Profile
2013年、株式会社クリエイト・レストランツへ入社。ビュッフェ業態を中心に調理長(店長兼任)を経て、2022年に商品開発チームへ。イタリアンやビュッフェ業態のメニュー開発を担当する。フットサルが趣味で、子供と一緒にサッカーイベントに参加することも。将来は、クルーズ船のコックとして世界一周するのが夢。
身についたのは、大企業ならではの意外なスキル
株式会社クリエイト・レストランツに入社する前、私はイタリアン、フレンチ、ゲストハウス(結婚式場)などで、料理人としての経験を積んできました。いずれも、飲食業界にありがちな厳しい労働環境だったため、生活を見直すために転職を決意したところ、クリエイト・レストランツで働いていた知人から誘われたのが応募のきっかけです。安定した大企業で、労務環境が良い点を非常に魅力的に感じました。
入社前は、料理人として働いてきた自分が“会社員”になれるのかという不安はありましたが、当初は店舗のキッチンに入っていたこともあり、すぐに慣れることができました。むしろ、PCを使えなかった自分がメールどころか資料作成までできるようになったのは、大きなスキルアップと言えるかもしれません。
10年ほど店舗で働いた後、商品開発チームへ異動となりました。現在は、新店のメニューや季節毎のメニューの開発を中心に、食材の値上げ時などに代替食材を探し、その食材に合わせてレシピを修正したうえで現場に変更点を伝えるといった、原価管理の上で重要な役割を任されることもあります。
全てのお客様に同じ料理を味わっていただくために
私の担当は、ビュッフェ、イタリアン、中華の3つの業態です。季節メニューは四半期ごとに入れ替えますが、メニューの試作、レシピや盛り付け方の現場への伝達に加えて、商品写真の撮影も担当します。実際に撮影するのは、ロゴやメニューのデザインなどを担当する制作企画チーム(株式会社クリエイト・レストランツ・ホールディングス)の皆さんなのですが、デザインセンスのある方たちに盛り付け(見た目)のアドバイスがもらえる環境は非常にありがたいです。
商品開発において私が最も大事にしているのは、再現性があるメニューの開発です。店舗ごと、調理するスタッフごとに味や盛り付けが変わらないようなレシピを作るように、常に心掛けています。
元々、“自分は料理人だ”というプライドがあり職人気質なところがあったのですが、現在の部署に異動してからは、感覚に頼ることをやめて、電卓と計量スケールを常にそばに置くようになりました。現場では“ひとつまみ”と言っていたところを、“○グラム”のように具体的な数字でレシピに落とし込んでいるんです。

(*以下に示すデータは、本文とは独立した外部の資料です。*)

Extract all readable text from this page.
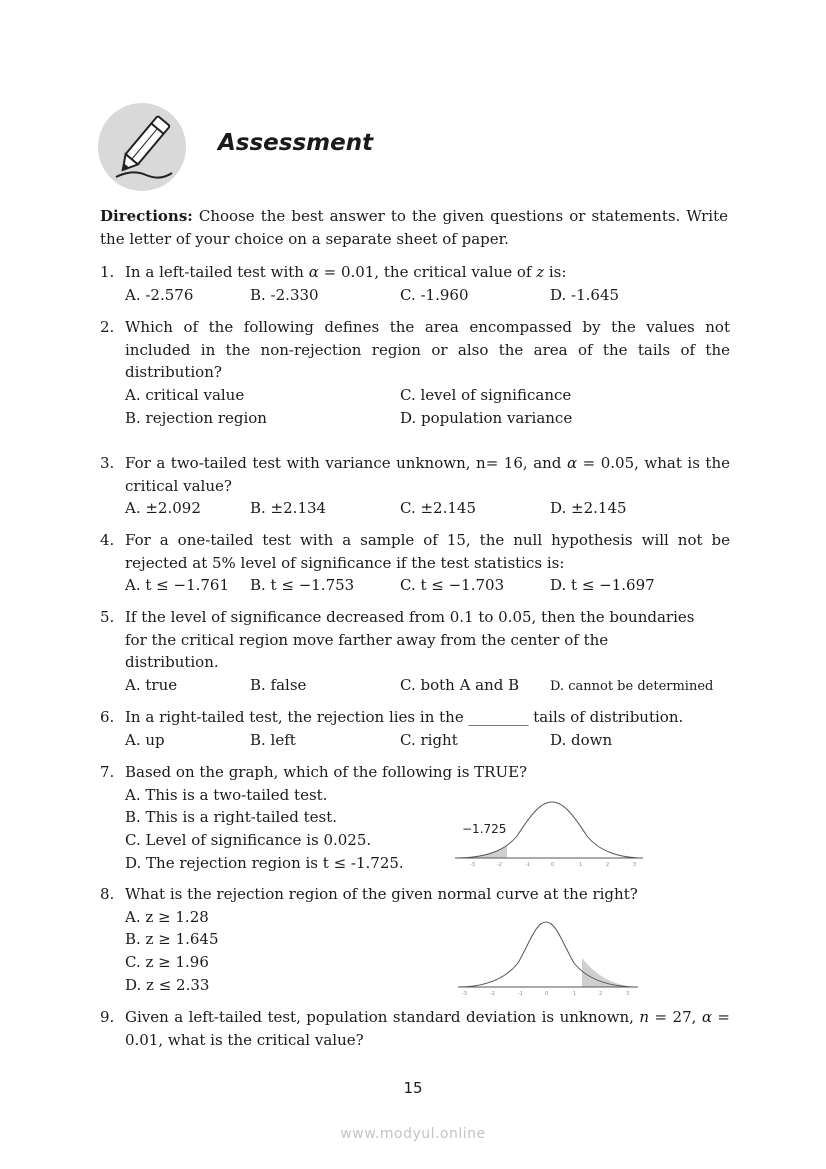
Assessment
Directions: Choose the best answer to the given questions or statements. Write the letter of your choice on a separate sheet of paper.
1. In a left-tailed test with α = 0.01, the critical value of z is:
A. -2.576	B. -2.330	C. -1.960	D. -1.645
2. Which of the following defines the area encompassed by the values not included in the non-rejection region or also the area of the tails of the distribution?
A. critical value	C. level of significance
B. rejection region	D. population variance
3. For a two-tailed test with variance unknown, n= 16, and α = 0.05, what is the critical value?
A. ±2.092	B. ±2.134	C. ±2.145	D. ±2.145
4. For a one-tailed test with a sample of 15, the null hypothesis will not be rejected at 5% level of significance if the test statistics is:
A. t ≤ −1.761 B. t ≤ −1.753	C. t ≤ −1.703	D. t ≤ −1.697
5. If the level of significance decreased from 0.1 to 0.05, then the boundaries for the critical region move farther away from the center of the distribution.
A. true	B. false	C. both A and B D. cannot be determined
6. In a right-tailed test, the rejection lies in the ________ tails of distribution.
A. up	B. left	C. right	D. down
7. Based on the graph, which of the following is TRUE?
A. This is a two-tailed test.
B. This is a right-tailed test.
C. Level of significance is 0.025.
D. The rejection region is t ≤ -1.725.
−1.725
-3	-2	-1	0	1	2	3
8. What is the rejection region of the given normal curve at the right?
A. z ≥ 1.28
B. z ≥ 1.645
C. z ≥ 1.96
D. z ≤ 2.33
-3	-2	-1	0	1	2	3
9. Given a left-tailed test, population standard deviation is unknown, n = 27, α = 0.01, what is the critical value?
15
www.modyul.online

もちろん、完全にレシピ化するのが難しいこともあります。例えば、パスタを一人前作るのと、数人分を同時に作るのではお湯の量も違いますし、ゆで時間も微調整が必要です。包丁さばき(技術)も、調理師専門学校を卒業したてのスタッフと経験を積んだスタッフでは全く異なります。
こういったレシピでは表現しきれない違いを、どうやって埋めていくのかが今後の課題です。全てのお客様に同じクオリティの料理を提供するためにも、現場に立つスタッフにはたくさん経験を積んで早く慣れてもらいたいと思っています。
現場では味わえない苦労の末の達成感
通常、新店舗のオープンには半年ほどの準備期間を設けるのですが、2025年の春に、異例の3ヶ月連続で新店舗のオープンに立ち会うことになりました。オープン日の1~2週間前から現地でスタッフに調理方法や盛り付けを伝え、オープン後も数日間は様子を見るためにオペレーションに入り、一段落したらすぐに次の店へ向かうという忙しさでした。
オープン前のトレーニングと実際にお客様が入ってからのオペレーションは全く別物です。事前にできることは限られるので、店舗の状況やスタッフの様子を見て、「ここまでは妥協しないぞ」というポイントを自分の中で決めてトレーニングするようにしています。
3店舗すべてが無事にオープンした時は嬉しかったですし、実際に私がオペレーションに入って見えた範囲では、お客様にも満足いただけていたようなので、自信にも繋がりました。
最近では、商品開発チームが定期的に店舗を回る取り組みを始めました。店舗の皆さんが調理するうえで困っていることや、お客様の反応などをヒアリングしつつ、調理工程や盛り付けが正しい状態になっているかを確認することで、より質の高い商品を提供することを目指しています。
商品開発の最大の目標は“お客様にとって商品価値のあるメニュー”を提供することです。この部署にあこがれる人も多いと思いますが、実際は、常に試行錯誤でダメ出しをされ続ける、想像以上に苦労が多い部署だったりします。
予算に関係なく良い食材や珍しい食材を使えば、自分の思い描く美味しいものは作れます。しかし、私たちに求められるのは、基準の範囲内で食材をやりくりしながら新たな商品を生み出すことです。商品開発チームのみんなに試食してもらい、レシピを修正して、また試食して……を日々繰り返します。やっとの思いで納得のクオリティが出せたら、事業部長の試食となりますが、そこでも意見をもらって、修正して、を再び繰り返し……スムーズに商品化まで漕ぎ着けることはまずありません。その分、OKが出た時の達成感は大きいですね。
柔軟な考え方と対応力が自分を成長させる
実は、私の一番の得意分野は、この会社には無いフレンチなんです。見た目にも華やかなアミューズを仕立てるのが好きなので、今までにない“アミューズ専門店”みたいな業態をいつか作れたらいいですね。
もともと料理がしたくてこの業界にいますし、商品開発チームはスタッフ全員が並列の関係性だということもあって、あまりキャリアについては考えてこなかったのですが、最近は、チームリーダーとしてチームをまとめる役割を担えるようになりたいと思い始めました。自身も成長できますし、何より給与もアップしますから(笑)。
クリエイト・レストランツグループのマルチブランドという戦略や、常に新しい目線で考える力というのは、グループで働く人にとって大きな魅力だと思います。私が衝撃を受けたのは、クリエイト・ダイニングが運営している「AWkitchen」を知った時でした。飲食店で “野菜”が主役になるという考え方が自分にはなかったので、野菜に焦点を当てて成功しているブランドがあるという事実は、新たな視点に気付く良いきっかけになりました。
キッチンや商品開発の仕事をする上で、まず求められるのは調理技術です。しかし、より大事なのは“様々なリクエストに応えられる対応能力”だというのが私の考えです。過去の経験に囚われず、凝り固まった思考を捨てて柔軟性を持つことができる人が、良い評価をもらい、キャリアアップしていける。そんなところに魅力を感じられる人と一緒に働いていけたら嬉しいです。